The strength of a positive test is determined by how quickly the virus is detected by reverse transcriptase polymerase chain reaction (RT-PCR) and is measured by a cycle threshold (Ct) value. Positive tests with a Ct value of less than 30 are considered a strong positive test and indicate a higher viral load, with higher Ct values indicating a weaker positive test. High Ct value can be seen in the early stages of infection when virus levels are rising, or late in the infection when the risk of transmission is low.
This analysis of reinfections considers individuals with a new positive test and within this, a subgroup is considered where any positive in the reinfection episode has a Ct value less than 30. We do not restrict to this group alone as one question addressed by the analysis was whether reinfections tended to have higher Ct values indicating a lower viral load. You can find more information on Ct values in a paper written by our academic partners at the University of Oxford.
Time-to-event data is commonly analysed using the Cox proportional hazards model. The Cox model makes no assumptions about the shape of the underlying hazard function and does not produce smoothly varying estimates of rates over time. In contrast, a flexible parametric model uses restricted natural cubic spline functions to model the baseline cumulative hazard (used here), baseline cumulative odds of survival, or some more general baseline distribution in survival analysis models. This provides a smoothly varying estimate of the rates of events over time, as shown in Figure 1.
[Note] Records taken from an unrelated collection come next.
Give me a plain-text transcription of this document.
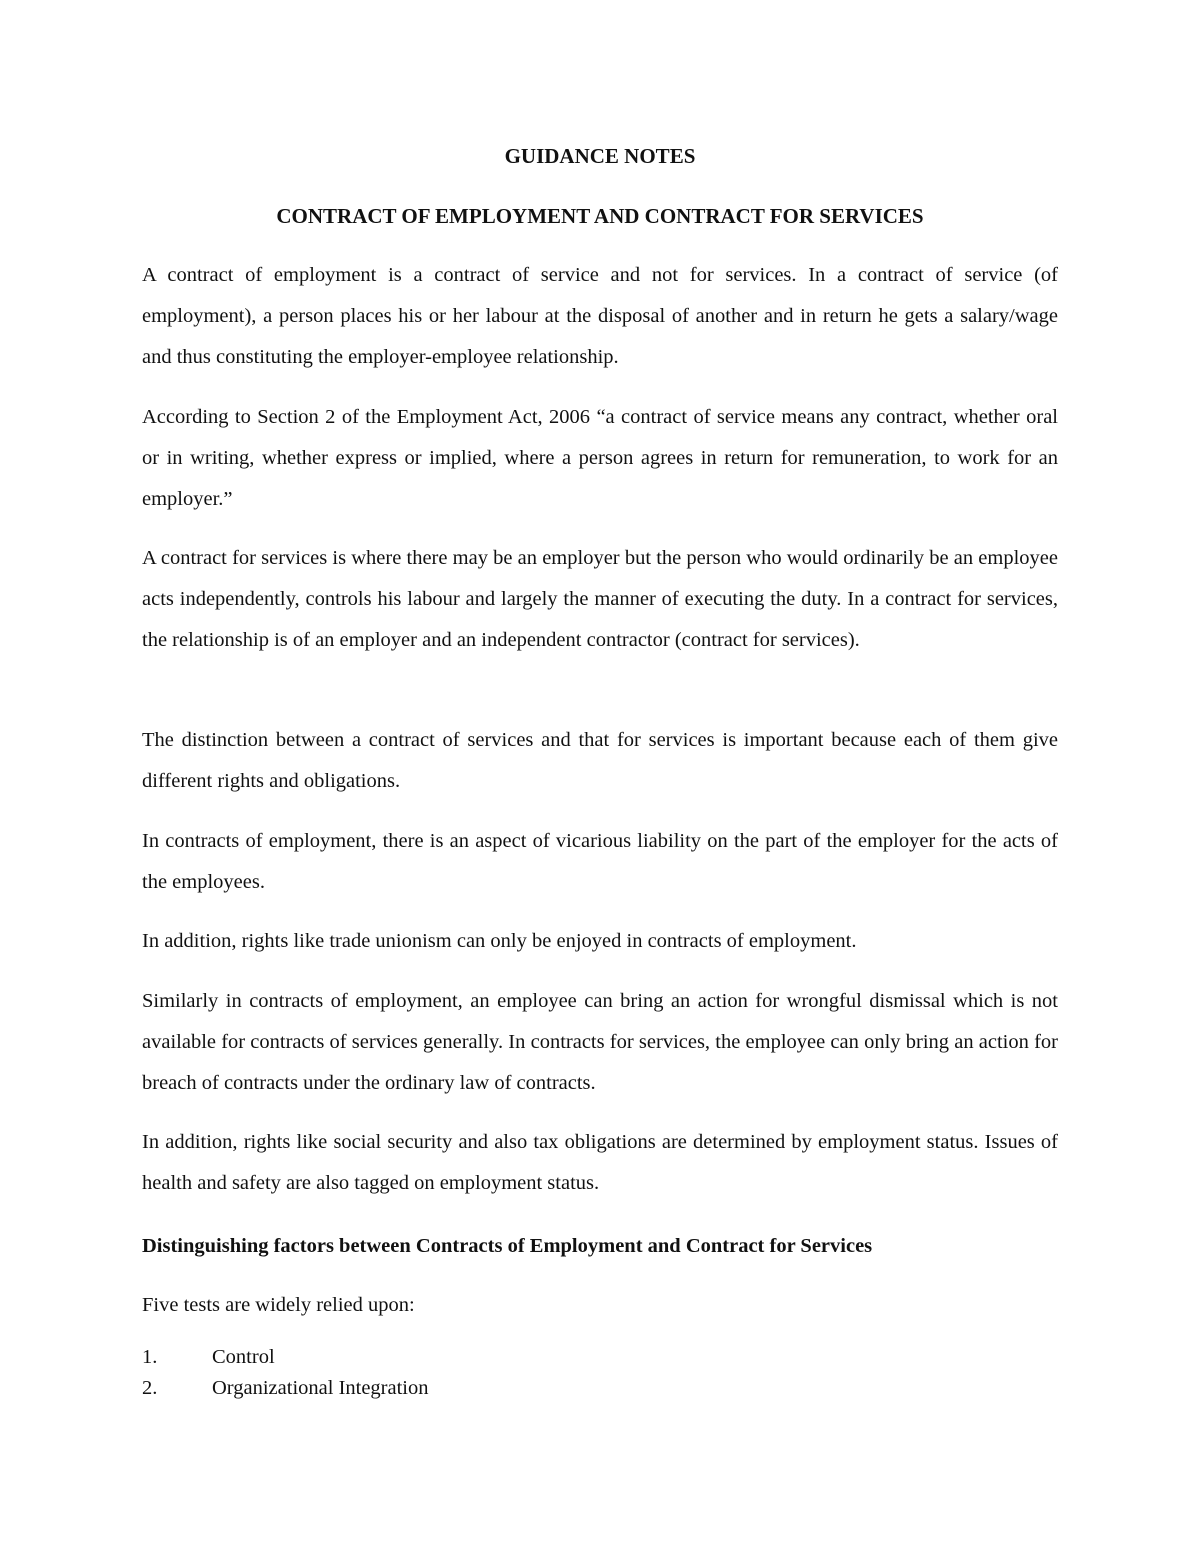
GUIDANCE NOTES
CONTRACT OF EMPLOYMENT AND CONTRACT FOR SERVICES

A contract of employment is a contract of service and not for services. In a contract of service (of employment), a person places his or her labour at the disposal of another and in return he gets a salary/wage and thus constituting the employer-employee relationship.

According to Section 2 of the Employment Act, 2006 “a contract of service means any contract, whether oral or in writing, whether express or implied, where a person agrees in return for remuneration, to work for an employer.”

A contract for services is where there may be an employer but the person who would ordinarily be an employee acts independently, controls his labour and largely the manner of executing the duty. In a contract for services, the relationship is of an employer and an independent contractor (contract for services).

The distinction between a contract of services and that for services is important because each of them give different rights and obligations.

In contracts of employment, there is an aspect of vicarious liability on the part of the employer for the acts of the employees.

In addition, rights like trade unionism can only be enjoyed in contracts of employment.

Similarly in contracts of employment, an employee can bring an action for wrongful dismissal which is not available for contracts of services generally. In contracts for services, the employee can only bring an action for breach of contracts under the ordinary law of contracts.

In addition, rights like social security and also tax obligations are determined by employment status. Issues of health and safety are also tagged on employment status.

Distinguishing factors between Contracts of Employment and Contract for Services

Five tests are widely relied upon:

1.	Control
2.	Organizational Integration
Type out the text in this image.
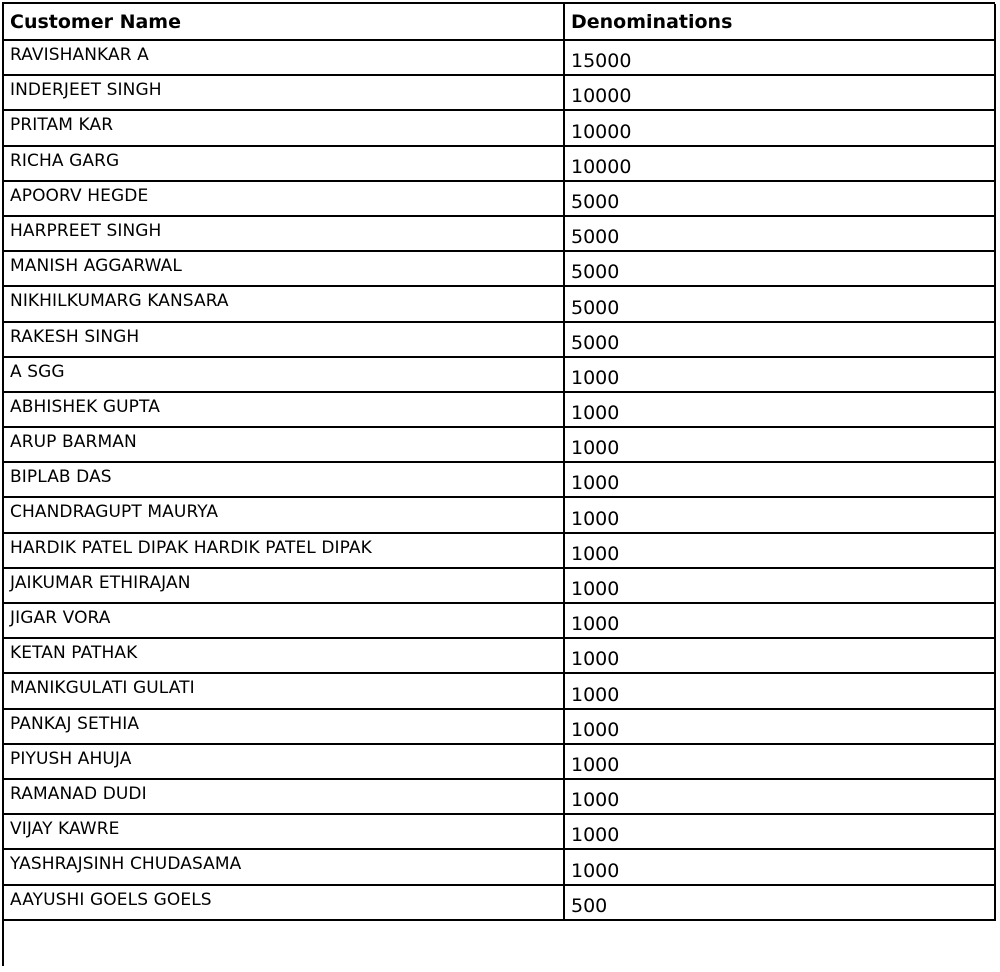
Customer Name	Denominations
RAVISHANKAR A	15000
INDERJEET SINGH	10000
PRITAM KAR	10000
RICHA GARG	10000
APOORV HEGDE	5000
HARPREET SINGH	5000
MANISH AGGARWAL	5000
NIKHILKUMARG KANSARA	5000
RAKESH SINGH	5000
A SGG	1000
ABHISHEK GUPTA	1000
ARUP BARMAN	1000
BIPLAB DAS	1000
CHANDRAGUPT MAURYA	1000
HARDIK PATEL DIPAK HARDIK PATEL DIPAK	1000
JAIKUMAR ETHIRAJAN	1000
JIGAR VORA	1000
KETAN PATHAK	1000
MANIKGULATI GULATI	1000
PANKAJ SETHIA	1000
PIYUSH AHUJA	1000
RAMANAD DUDI	1000
VIJAY KAWRE	1000
YASHRAJSINH CHUDASAMA	1000
AAYUSHI GOELS GOELS	500
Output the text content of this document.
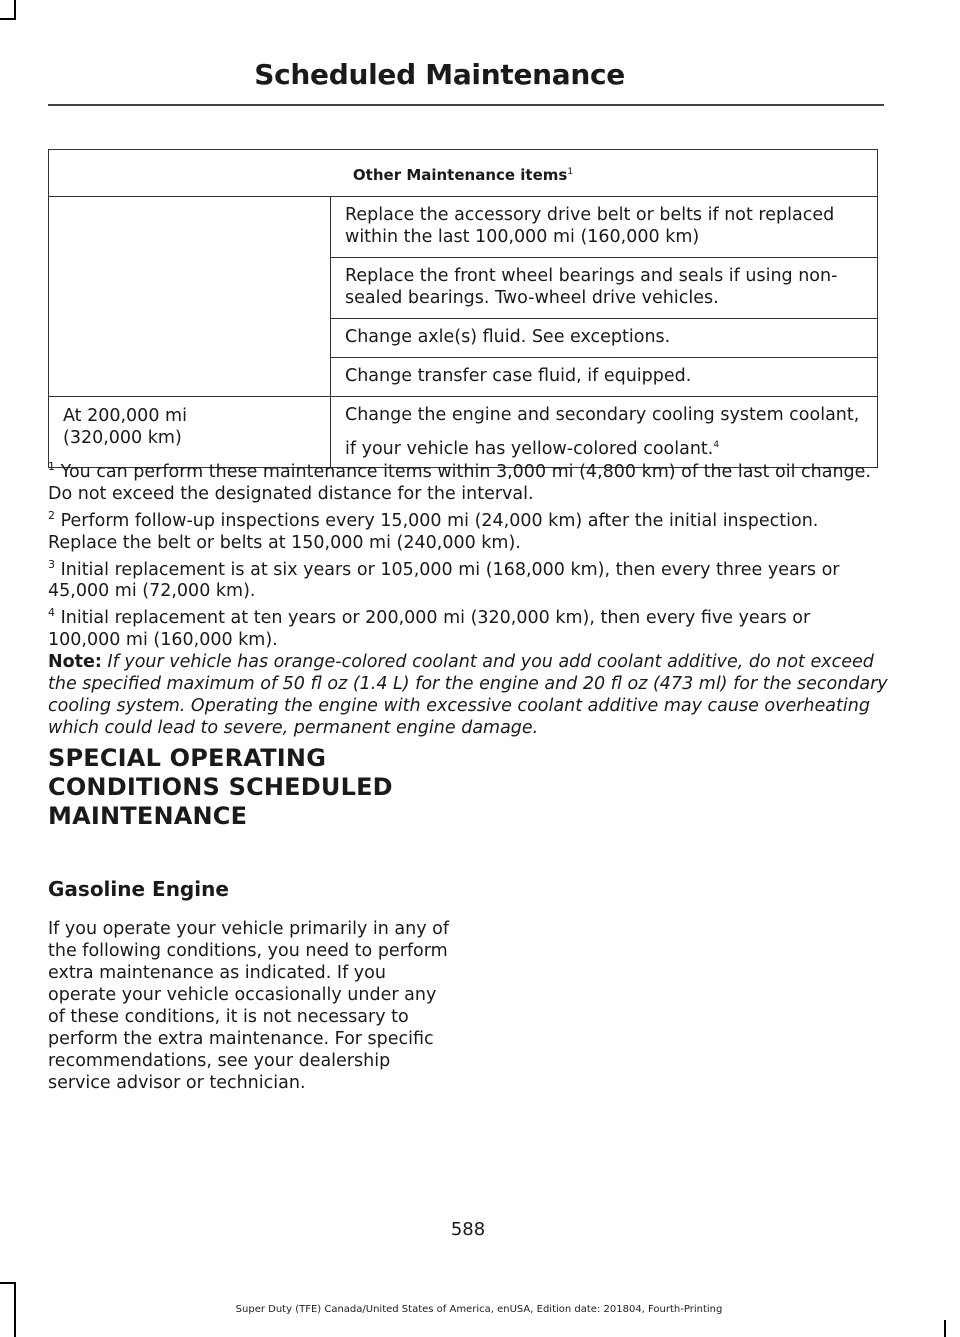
Scheduled Maintenance
Other Maintenance items$^1$
	Replace the accessory drive belt or belts if not replaced within the last 100,000 mi (160,000 km)
	Replace the front wheel bearings and seals if using non-sealed bearings. Two-wheel drive vehicles.
	Change axle(s) fluid. See exceptions.
	Change transfer case fluid, if equipped.
At 200,000 mi
(320,000 km)	Change the engine and secondary cooling system coolant,
if your vehicle has yellow-colored coolant.$^4$

$^1$ You can perform these maintenance items within 3,000 mi (4,800 km) of the last oil change. Do not exceed the designated distance for the interval.

$^2$ Perform follow-up inspections every 15,000 mi (24,000 km) after the initial inspection. Replace the belt or belts at 150,000 mi (240,000 km).

$^3$ Initial replacement is at six years or 105,000 mi (168,000 km), then every three years or 45,000 mi (72,000 km).

$^4$ Initial replacement at ten years or 200,000 mi (320,000 km), then every five years or 100,000 mi (160,000 km).

Note: If your vehicle has orange-colored coolant and you add coolant additive, do not exceed the specified maximum of 50 fl oz (1.4 L) for the engine and 20 fl oz (473 ml) for the secondary cooling system. Operating the engine with excessive coolant additive may cause overheating which could lead to severe, permanent engine damage.

SPECIAL OPERATING
CONDITIONS SCHEDULED
MAINTENANCE
Gasoline Engine

If you operate your vehicle primarily in any of the following conditions, you need to perform extra maintenance as indicated. If you operate your vehicle occasionally under any of these conditions, it is not necessary to perform the extra maintenance. For specific recommendations, see your dealership service advisor or technician.

588
Super Duty (TFE) Canada/United States of America, enUSA, Edition date: 201804, Fourth-Printing
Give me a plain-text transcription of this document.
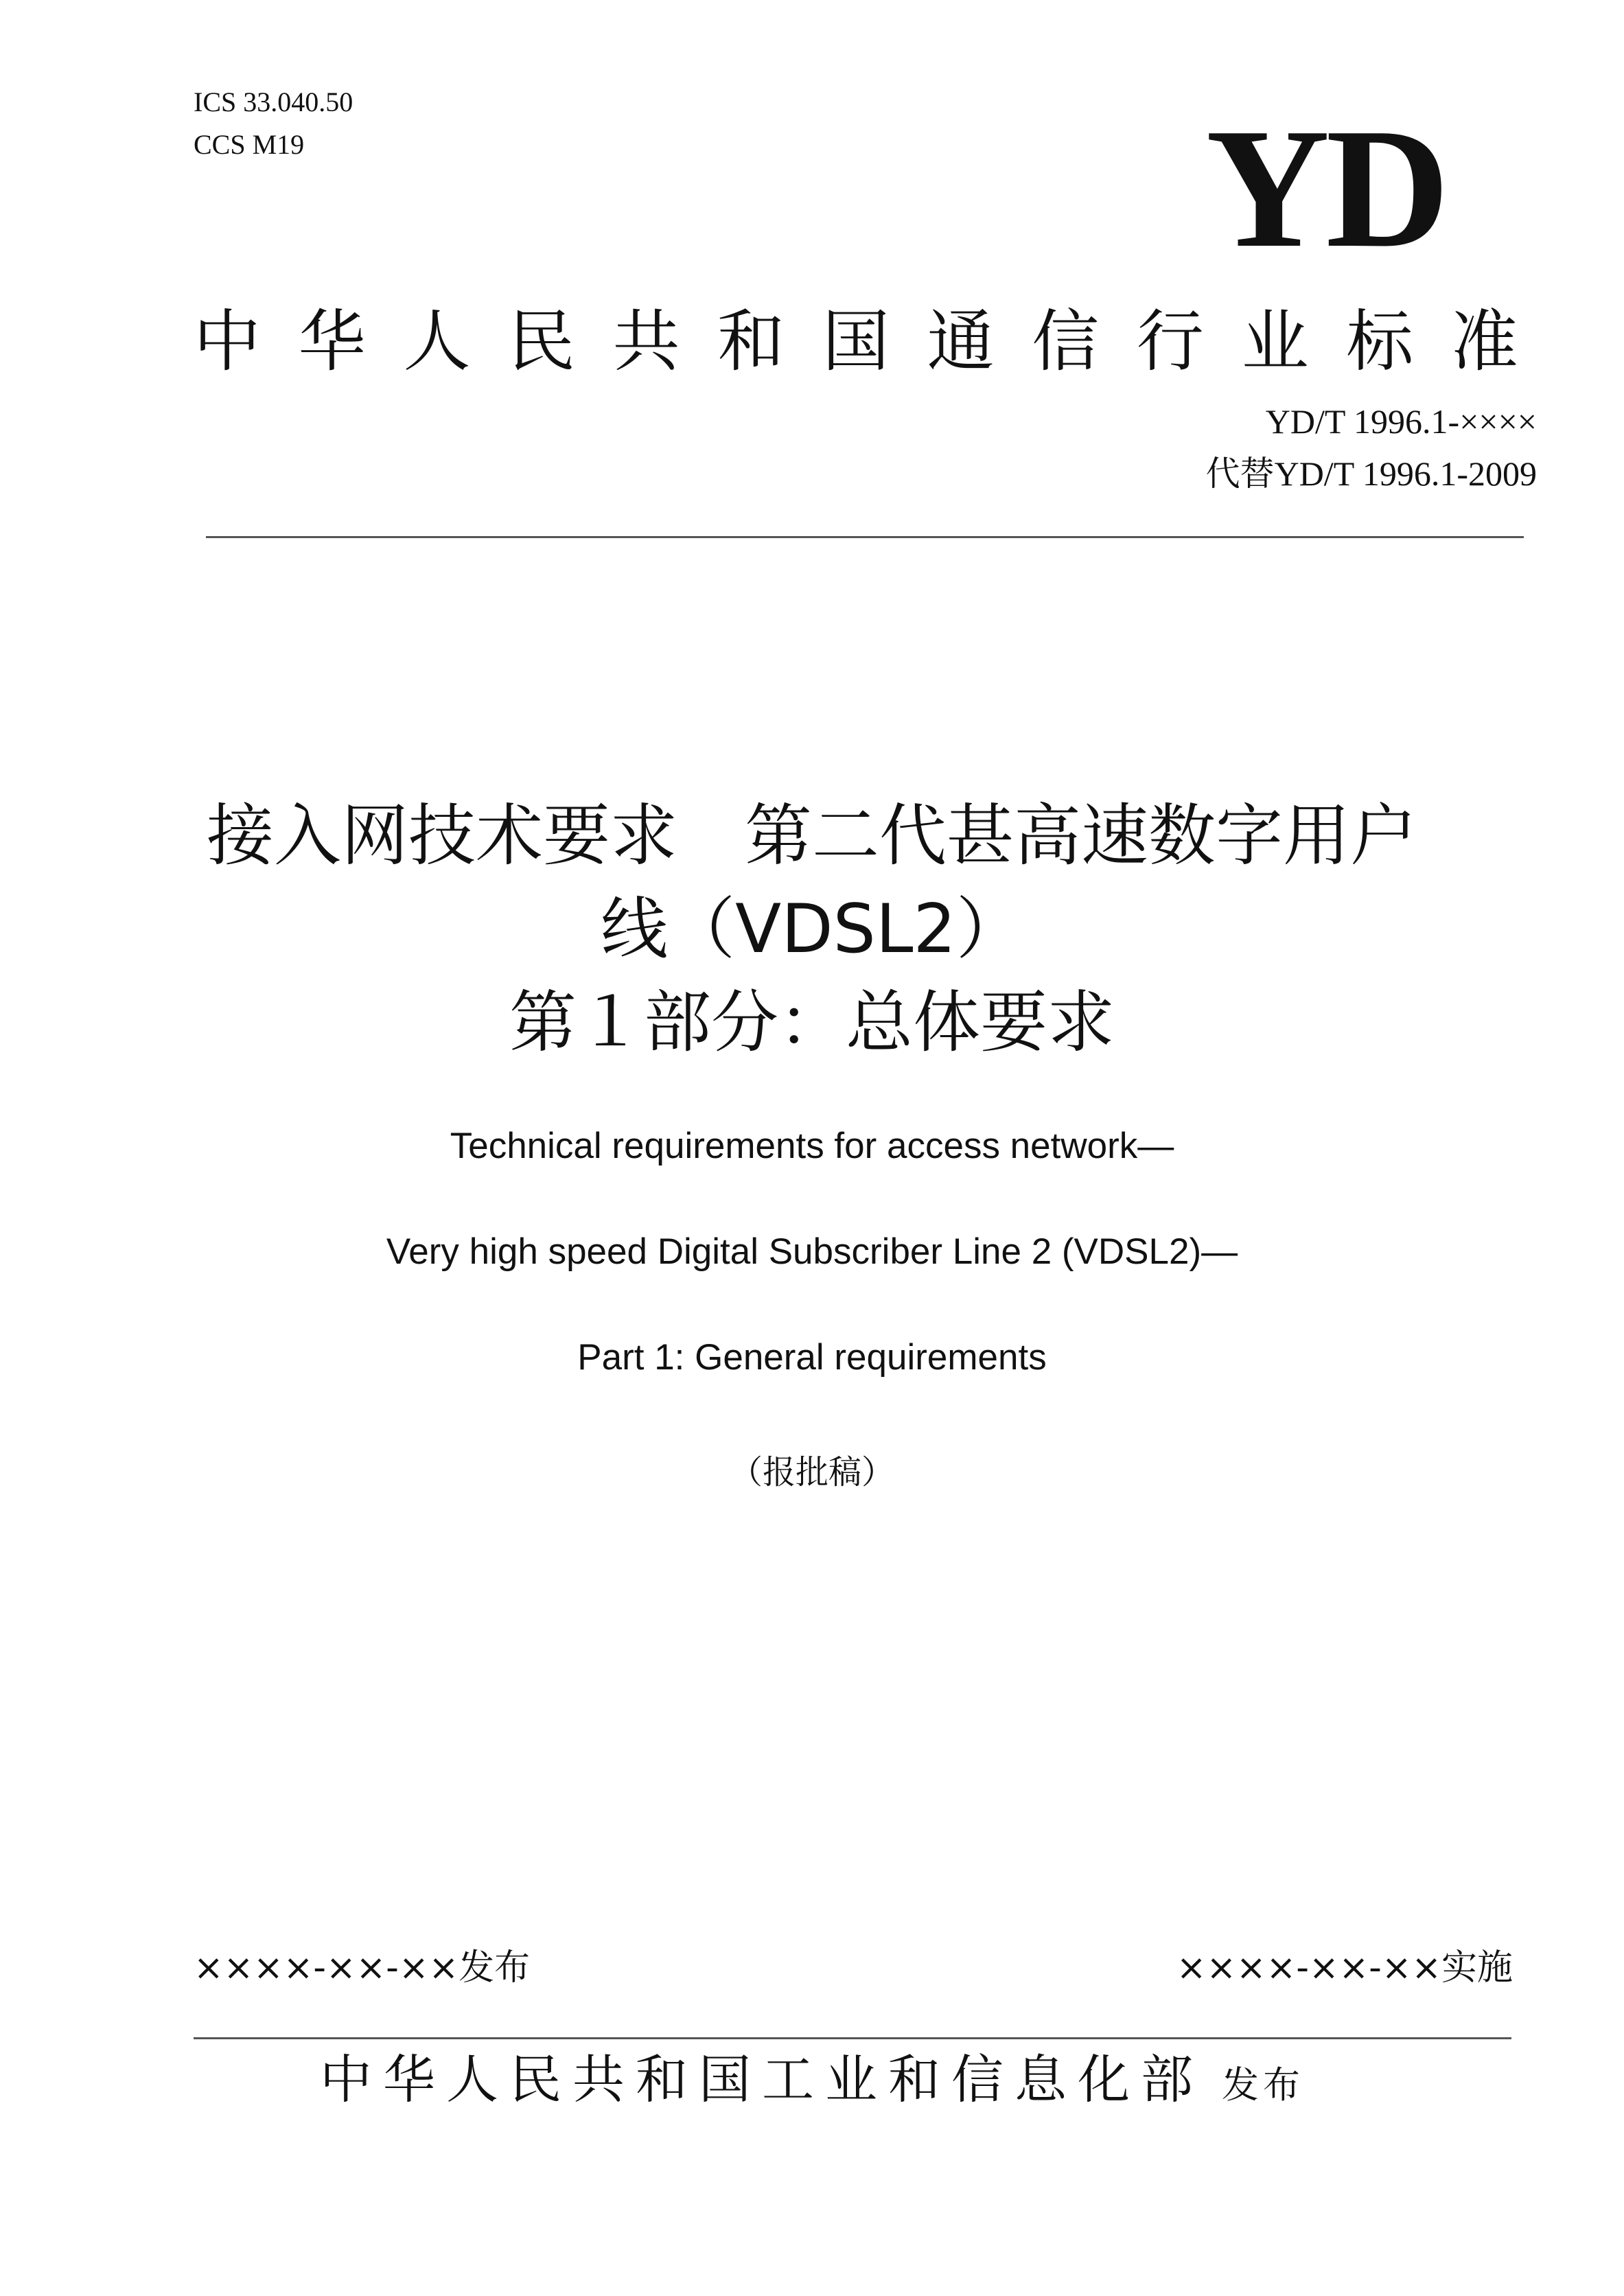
ICS 33.040.50
CCS M19	YD
中 华 人 民 共 和 国 通 信 行 业 标 准
YD/T 1996.1-××××
代替YD/T 1996.1-2009
接入网技术要求　第二代甚高速数字用户
线（VDSL2）
第１部分：总体要求
Technical requirements for access network—
Very high speed Digital Subscriber Line 2 (VDSL2)—
Part 1: General requirements
（报批稿）
××××-××-××发布	××××-××-××实施
中华人民共和国工业和信息化部 发布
For this article, we present the percentage of people reporting symptoms at any visit within 35 days following a first observed positive test corresponding to an episode of COVID-19. Previous analysis of symptoms has considered only those individuals with a strong positive test (Ct value less than 30) to exclude the possibility that symptoms are not identified because we pick up individuals very early or late in their infection. However, this analysis of symptoms considers symptoms reported by individuals regardless of the Ct value as this allowed us to examine whether reinfections were milder in terms of both symptom burden and viral load.